Já não foi tão esquivo sobre a situação internacional que ocupa boa parte das suas preocupações na atualidade — e sobre a qual até levava algo para voltar a dizer ao Governo –, ainda não sabe se irá à Ucrânia, Polónia e Roménia, mas tem convites de todos. E assume que a “Ucrânia mostrou capacidade de resistência superior à antevista”, perante a ofensiva russa.

Espera agora que “a guerra não seja indefinida” no tempo e nos seus efeitos. “Mal seria ser as incertezas ligadas à guerra fossem de cinco ou seis anos”, atirou, lembrando que esses efeitos têm disparado e feito vítimas em todas as direções.

Mais do que previsões sobre Segurança Social, Marcelo quer saber o que vai caber no próximo Orçamento

Começa por aqueles que “nem sequer uma almofada têm” para enfrentar o aumento dos preços. E passa para a necessidade de uma ação europeia concertada em matérias concretas como as energéticas, por exemplo. “Há um caminho para encontrar formas alternativas de independência energética. Se a Europa se unir e não for egoísta e não disser que ‘no meu país não passa gasoduto’…”

Na cabeça do Presidente está a posição do Governo francês que ainda em agosto rejeitou a construção do gasoduto que liga a Península Ibérica à Europa através de França. E ainda este mês o presidente Emmanuel Macron disse que não estar “convencido de que sejam necessárias mais interligação de gás, cujas consequências, em particular no ambiente, e em particular no ecossistema, são mais importantes”.

Quanto à guerra em si, Marcelo diz que ela também põe à prova, pela primeira vez em muito tempo, a capacidade militar russa. Mas também deixa rasto na política europeia, apontando para o exemplo de Churchill depois da Segunda Guerra Mundial: “Ganhou a guerra, mas perdeu as eleições”.

A história evidencia, na sua análise, que “os governos que estão no meio da guerra têm maior dificuldade em ganhar eleições”, já que estão sujeitos “aos desgaste e à insatisfação. No primeiro momento a culpa é da guerra, mas no segundo, a culpa é do Governo”, diz apontando as eleições que vão ocorrer no domingo em Itália, mas também as que já aconteceram na Suécia.

Mas análise encaixa também na política interna, onde o Governo em funções foi eleito dias antes da guerra na Ucrânia começar, mas nem por isso tem deixado de estar na linha do desgaste permanente e entre pacotes de medidas de resposta à subida da inflação. Mas Marcelo evitou extrapolações dentro de fronteiras.

Cautela nessa frente e sem pessimismos.
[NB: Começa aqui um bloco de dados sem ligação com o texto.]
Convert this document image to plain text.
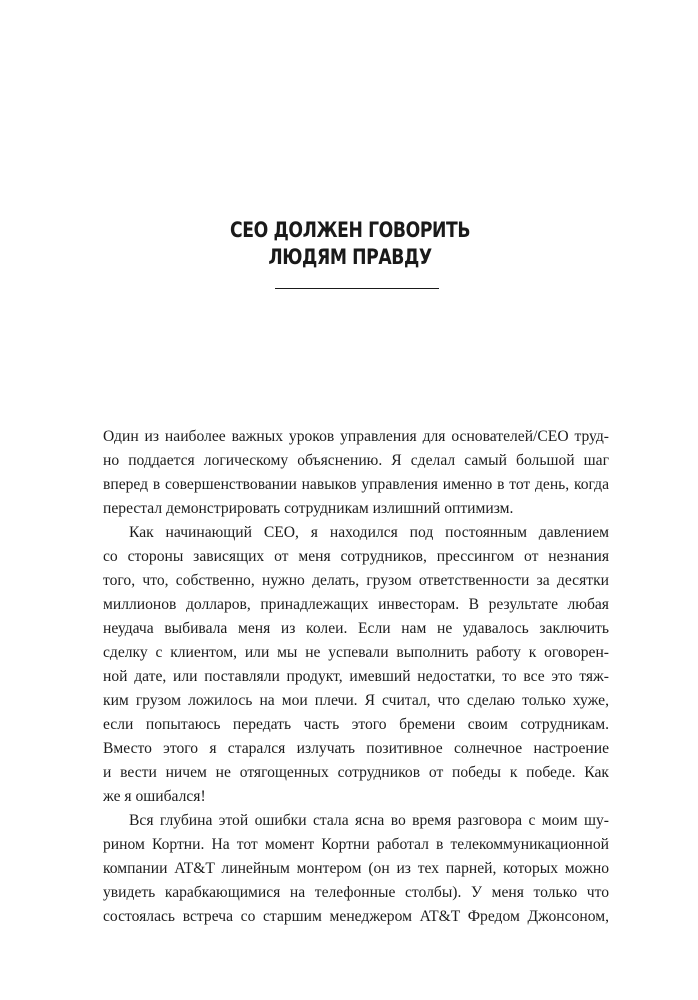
CEO ДОЛЖЕН ГОВОРИТЬ
ЛЮДЯМ ПРАВДУ
Один из наиболее важных уроков управления для основателей/CEO труд-
но поддается логическому объяснению. Я сделал самый большой шаг
вперед в совершенствовании навыков управления именно в тот день, когда
перестал демонстрировать сотрудникам излишний оптимизм.
Как начинающий CEO, я находился под постоянным давлением
со стороны зависящих от меня сотрудников, прессингом от незнания
того, что, собственно, нужно делать, грузом ответственности за десятки
миллионов долларов, принадлежащих инвесторам. В результате любая
неудача выбивала меня из колеи. Если нам не удавалось заключить
сделку с клиентом, или мы не успевали выполнить работу к оговорен-
ной дате, или поставляли продукт, имевший недостатки, то все это тяж-
ким грузом ложилось на мои плечи. Я считал, что сделаю только хуже,
если попытаюсь передать часть этого бремени своим сотрудникам.
Вместо этого я старался излучать позитивное солнечное настроение
и вести ничем не отягощенных сотрудников от победы к победе. Как
же я ошибался!
Вся глубина этой ошибки стала ясна во время разговора с моим шу-
рином Кортни. На тот момент Кортни работал в телекоммуникационной
компании AT&T линейным монтером (он из тех парней, которых можно
увидеть карабкающимися на телефонные столбы). У меня только что
состоялась встреча со старшим менеджером AT&T Фредом Джонсоном,
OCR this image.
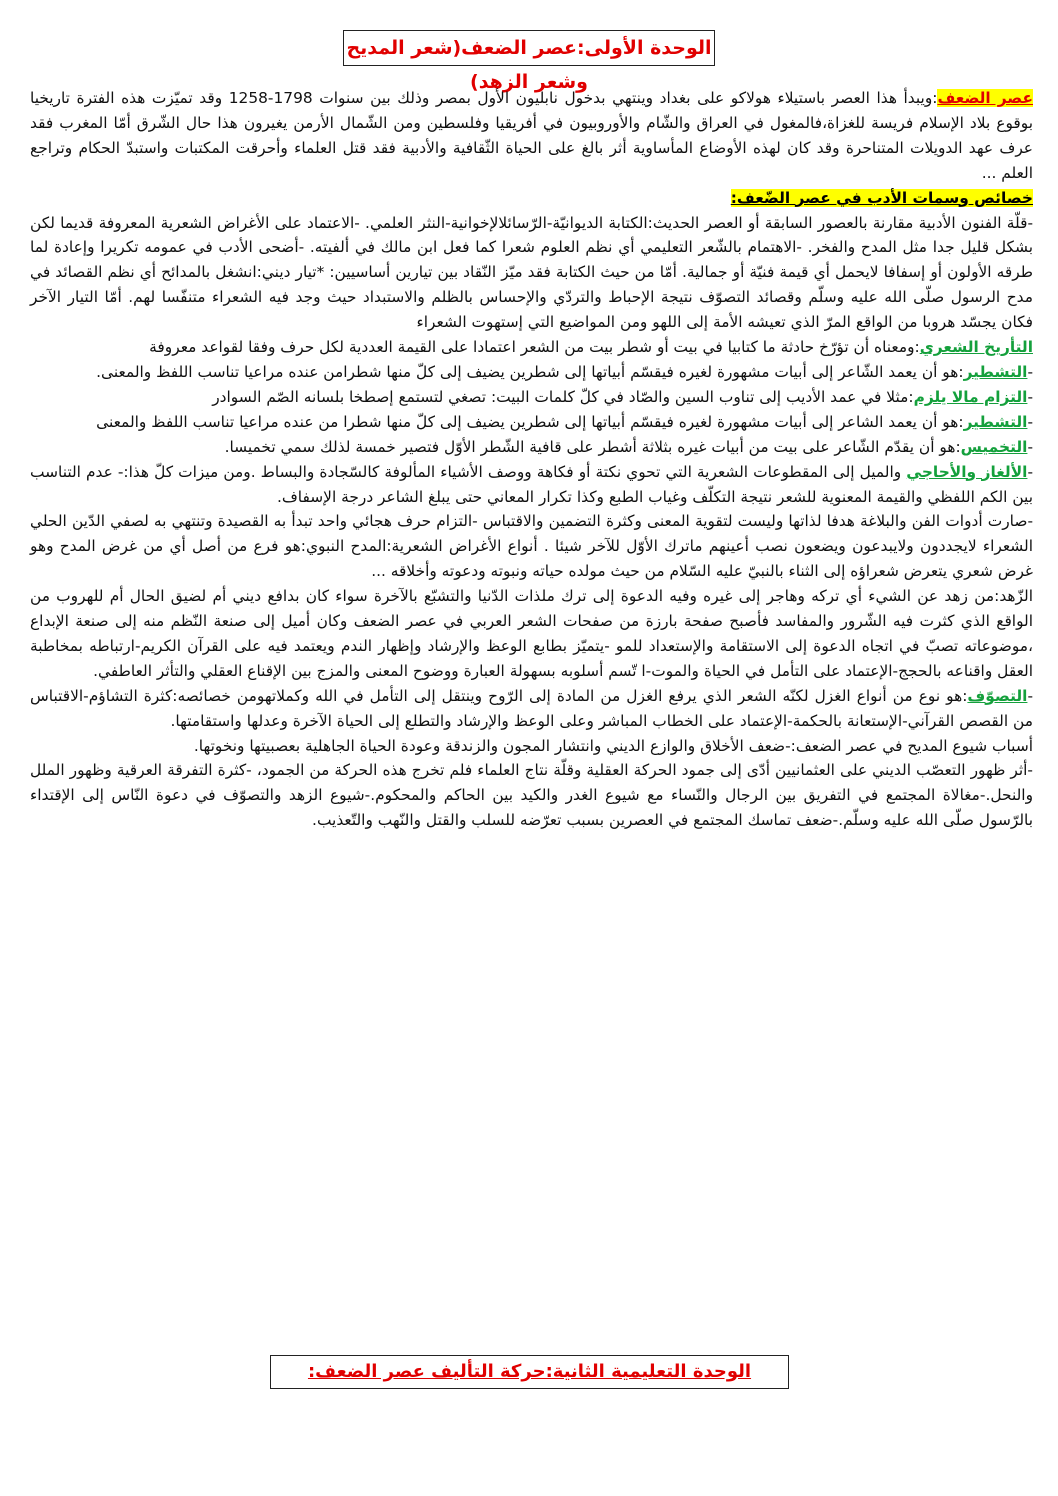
الوحدة الأولى:عصر الضعف(شعر المديح وشعر الزهد)

عصر الضعف:ويبدأ هذا العصر باستيلاء هولاكو على بغداد وينتهي بدخول نابليون الأول بمصر وذلك بين سنوات 1258-1798 وقد تميّزت هذه الفترة تاريخيا بوقوع بلاد الإسلام فريسة للغزاة،فالمغول في العراق والشّام والأوروبيون في أفريقيا وفلسطين ومن الشّمال الأرمن يغيرون هذا حال الشّرق أمّا المغرب فقد عرف عهد الدويلات المتناحرة وقد كان لهذه الأوضاع المأساوية أثر بالغ على الحياة الثّقافية والأدبية فقد قتل العلماء وأحرقت المكتبات واستبدّ الحكام وتراجع العلم ...

خصائص وسمات الأدب في عصر الضّعف:

-قلّة الفنون الأدبية مقارنة بالعصور السابقة أو العصر الحديث:الكتابة الديوانيّة-الرّسائلالإخوانية-النثر العلمي. -الاعتماد على الأغراض الشعرية المعروفة قديما لكن بشكل قليل جدا مثل المدح والفخر. -الاهتمام بالشّعر التعليمي أي نظم العلوم شعرا كما فعل ابن مالك في ألفيته. -أضحى الأدب في عمومه تكريرا وإعادة لما طرقه الأولون أو إسفافا لايحمل أي قيمة فنيّة أو جمالية. أمّا من حيث الكتابة فقد ميّز النّقاد بين تيارين أساسيين: *تيار ديني:انشغل بالمدائح أي نظم القصائد في مدح الرسول صلّى الله عليه وسلّم وقصائد التصوّف نتيجة الإحباط والتردّي والإحساس بالظلم والاستبداد حيث وجد فيه الشعراء متنفّسا لهم. أمّا التيار الآخر فكان يجسّد هروبا من الواقع المرّ الذي تعيشه الأمة إلى اللهو ومن المواضيع التي إستهوت الشعراء

التأريخ الشعري:ومعناه أن تؤرّخ حادثة ما كتابيا في بيت أو شطر بيت من الشعر اعتمادا على القيمة العددية لكل حرف وفقا لقواعد معروفة

-التشطير:هو أن يعمد الشّاعر إلى أبيات مشهورة لغيره فيقسّم أبياتها إلى شطرين يضيف إلى كلّ منها شطرامن عنده مراعيا تناسب اللفظ والمعنى.

-التزام مالا يلزم:مثلا في عمد الأديب إلى تناوب السين والصّاد في كلّ كلمات البيت: تصغي لتستمع إصطخا بلسانه الصّم السوادر

-التشطير:هو أن يعمد الشاعر إلى أبيات مشهورة لغيره فيقسّم أبياتها إلى شطرين يضيف إلى كلّ منها شطرا من عنده مراعيا تناسب اللفظ والمعنى

-التخميس:هو أن يقدّم الشّاعر على بيت من أبيات غيره بثلاثة أشطر على قافية الشّطر الأوّل فتصير خمسة لذلك سمي تخميسا.

-الألغاز والأحاجي والميل إلى المقطوعات الشعرية التي تحوي نكتة أو فكاهة ووصف الأشياء المألوفة كالسّجادة والبساط .ومن ميزات كلّ هذا:- عدم التناسب بين الكم اللفظي والقيمة المعنوية للشعر نتيجة التكلّف وغياب الطبع وكذا تكرار المعاني حتى يبلغ الشاعر درجة الإسفاف.

-صارت أدوات الفن والبلاغة هدفا لذاتها وليست لتقوية المعنى وكثرة التضمين والاقتباس -التزام حرف هجائي واحد تبدأ به القصيدة وتنتهي به لصفي الدّين الحلي الشعراء لايجددون ولايبدعون ويضعون نصب أعينهم ماترك الأوّل للآخر شيئا . أنواع الأغراض الشعرية:المدح النبوي:هو فرع من أصل أي من غرض المدح وهو غرض شعري يتعرض شعراؤه إلى الثناء بالنبيّ عليه السّلام من حيث مولده حياته ونبوته ودعوته وأخلاقه ...

الزّهد:من زهد عن الشيء أي تركه وهاجر إلى غيره وفيه الدعوة إلى ترك ملذات الدّنيا والتشبّع بالآخرة سواء كان بدافع ديني أم لضيق الحال أم للهروب من الواقع الذي كثرت فيه الشّرور والمفاسد فأصبح صفحة بارزة من صفحات الشعر العربي في عصر الضعف وكان أميل إلى صنعة النّظم منه إلى صنعة الإبداع ،موضوعاته تصبّ في اتجاه الدعوة إلى الاستقامة والإستعداد للمو -يتميّز بطابع الوعظ والإرشاد وإظهار الندم ويعتمد فيه على القرآن الكريم-ارتباطه بمخاطبة العقل واقناعه بالحجج-الإعتماد على التأمل في الحياة والموت-ا تّسم أسلوبه بسهولة العبارة ووضوح المعنى والمزج بين الإقناع العقلي والتأثر العاطفي.

-التصوّف:هو نوع من أنواع الغزل لكنّه الشعر الذي يرفع الغزل من المادة إلى الرّوح وينتقل إلى التأمل في الله وكملاتهومن خصائصه:كثرة التشاؤم-الاقتباس من القصص القرآني-الإستعانة بالحكمة-الإعتماد على الخطاب المباشر وعلى الوعظ والإرشاد والتطلع إلى الحياة الآخرة وعدلها واستقامتها.

أسباب شيوع المديح في عصر الضعف:-ضعف الأخلاق والوازع الديني وانتشار المجون والزندقة وعودة الحياة الجاهلية بعصبيتها ونخوتها.

-أثر ظهور التعصّب الديني على العثمانيين أدّى إلى جمود الحركة العقلية وقلّة نتاج العلماء فلم تخرج هذه الحركة من الجمود، -كثرة التفرقة العرقية وظهور الملل والنحل.-مغالاة المجتمع في التفريق بين الرجال والنّساء مع شيوع الغدر والكيد بين الحاكم والمحكوم.-شيوع الزهد والتصوّف في دعوة النّاس إلى الإقتداء بالرّسول صلّى الله عليه وسلّم.-ضعف تماسك المجتمع في العصرين بسبب تعرّضه للسلب والقتل والنّهب والتّعذيب.

الوحدة التعليمية الثانية:حركة التأليف عصر الضعف:
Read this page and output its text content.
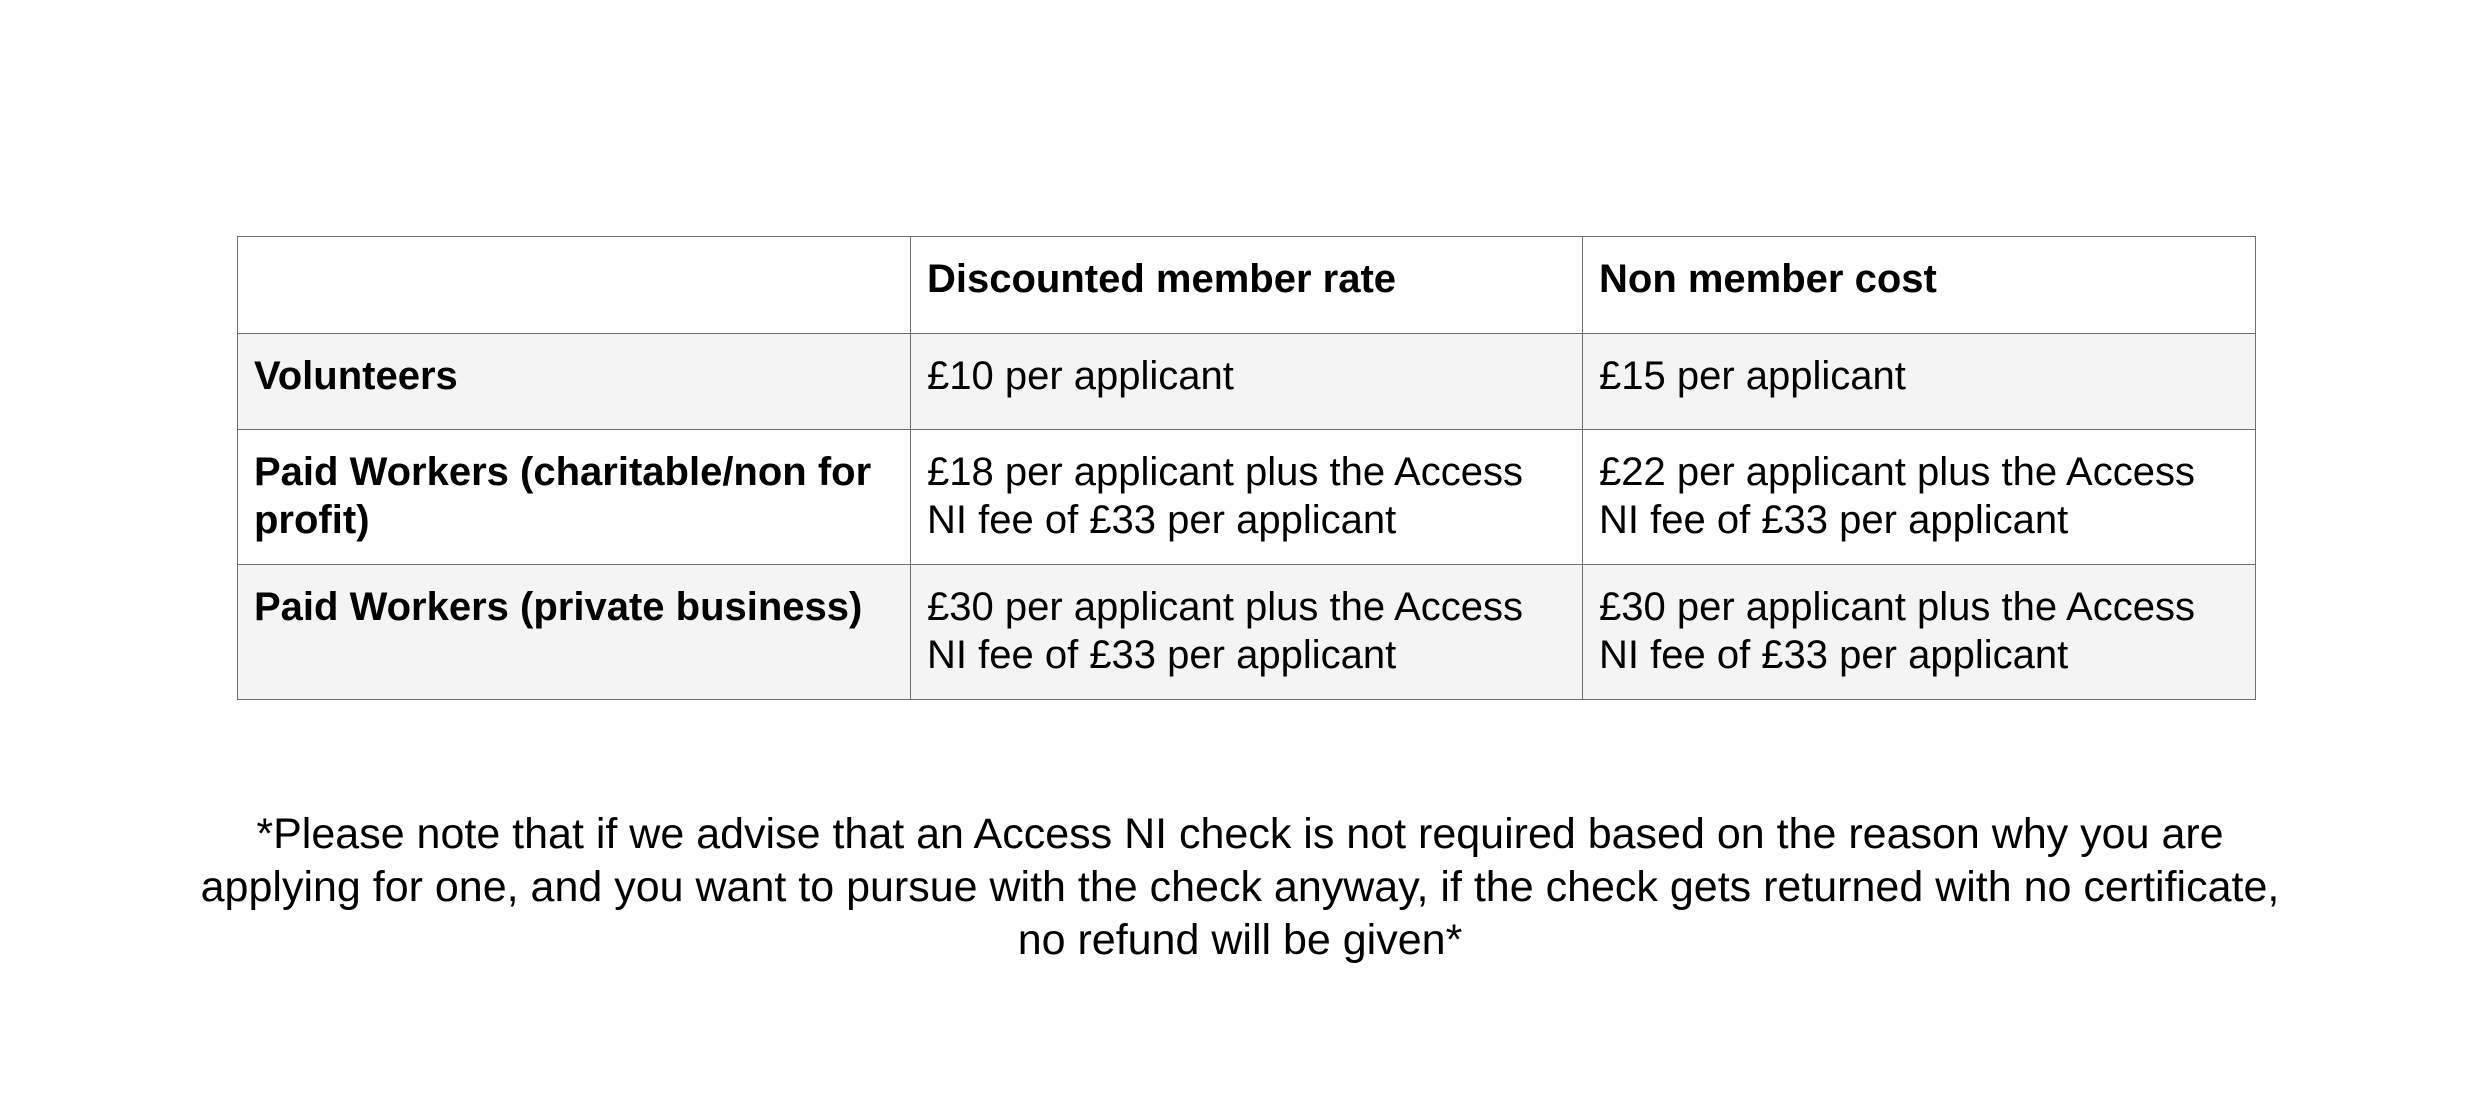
	Discounted member rate	Non member cost
Volunteers	£10 per applicant	£15 per applicant
Paid Workers (charitable/non for profit)	£18 per applicant plus the Access NI fee of £33 per applicant	£22 per applicant plus the Access NI fee of £33 per applicant
Paid Workers (private business)	£30 per applicant plus the Access NI fee of £33 per applicant	£30 per applicant plus the Access NI fee of £33 per applicant
*Please note that if we advise that an Access NI check is not required based on the reason why you are applying for one, and you want to pursue with the check anyway, if the check gets returned with no certificate, no refund will be given*
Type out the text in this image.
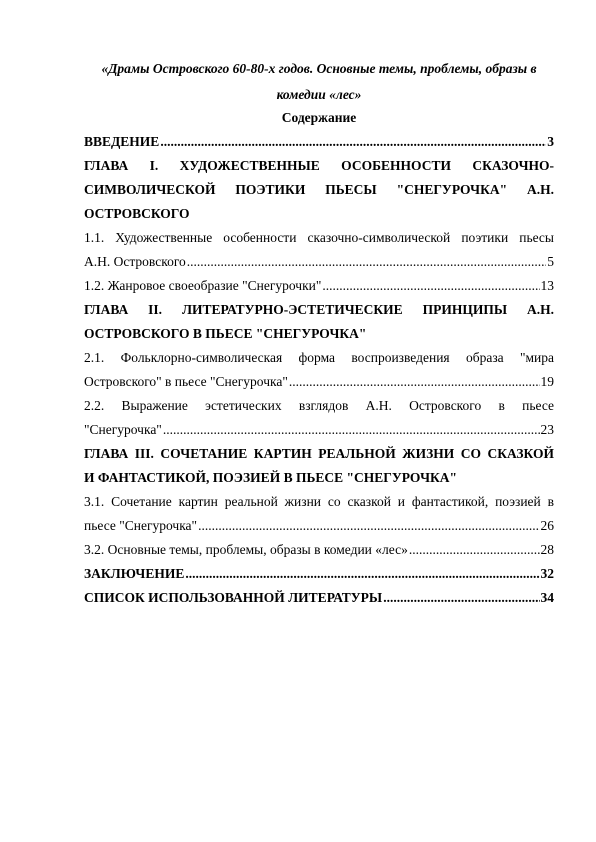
«Драмы Островского 60-80-х годов. Основные темы, проблемы, образы в
комедии «лес»

Содержание

ВВЕДЕНИЕ .....	3
ГЛАВА I. ХУДОЖЕСТВЕННЫЕ ОСОБЕННОСТИ СКАЗОЧНО-
СИМВОЛИЧЕСКОЙ ПОЭТИКИ ПЬЕСЫ "СНЕГУРОЧКА" А.Н.
ОСТРОВСКОГО
1.1. Художественные особенности сказочно-символической поэтики пьесы
А.Н. Островского .....	5
1.2. Жанровое своеобразие "Снегурочки" .....	13
ГЛАВА II. ЛИТЕРАТУРНО-ЭСТЕТИЧЕСКИЕ ПРИНЦИПЫ А.Н.
ОСТРОВСКОГО В ПЬЕСЕ "СНЕГУРОЧКА"
2.1. Фольклорно-символическая форма воспроизведения образа "мира
Островского" в пьесе "Снегурочка" .....	19
2.2. Выражение эстетических взглядов А.Н. Островского в пьесе
"Снегурочка" .....	23
ГЛАВА III. СОЧЕТАНИЕ КАРТИН РЕАЛЬНОЙ ЖИЗНИ СО СКАЗКОЙ
И ФАНТАСТИКОЙ, ПОЭЗИЕЙ В ПЬЕСЕ "СНЕГУРОЧКА"
3.1. Сочетание картин реальной жизни со сказкой и фантастикой, поэзией в
пьесе "Снегурочка" .....	26
3.2. Основные темы, проблемы, образы в комедии «лес» .....	28
ЗАКЛЮЧЕНИЕ .....	32
СПИСОК ИСПОЛЬЗОВАННОЙ ЛИТЕРАТУРЫ .....	34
Afinal este é o mesmo Presidente que acabara de dizer sobre si mesmo ser um “otimista não irritante”, “realista”, que vai “morrer otimista”. Neste momento, limita-se ao diagnóstico — tal como aquele que admite aos alunos ser a sua especialidade no campo da medicina, onde não se formou mas gostaria de ter formado.

Pediu aos alunos que arriscassem. E, no balanço da sua própria vida, diz que foi “praticamente sempre o que gostaria de ter sido”, colocando a docência como atividade principal. “Formei-me para ser professor e não Presidente da República, isso foi uma extensão”. Até parecia que não, mas há mais quatro anos de capítulo pela frente. Entretanto tocou para o almoço.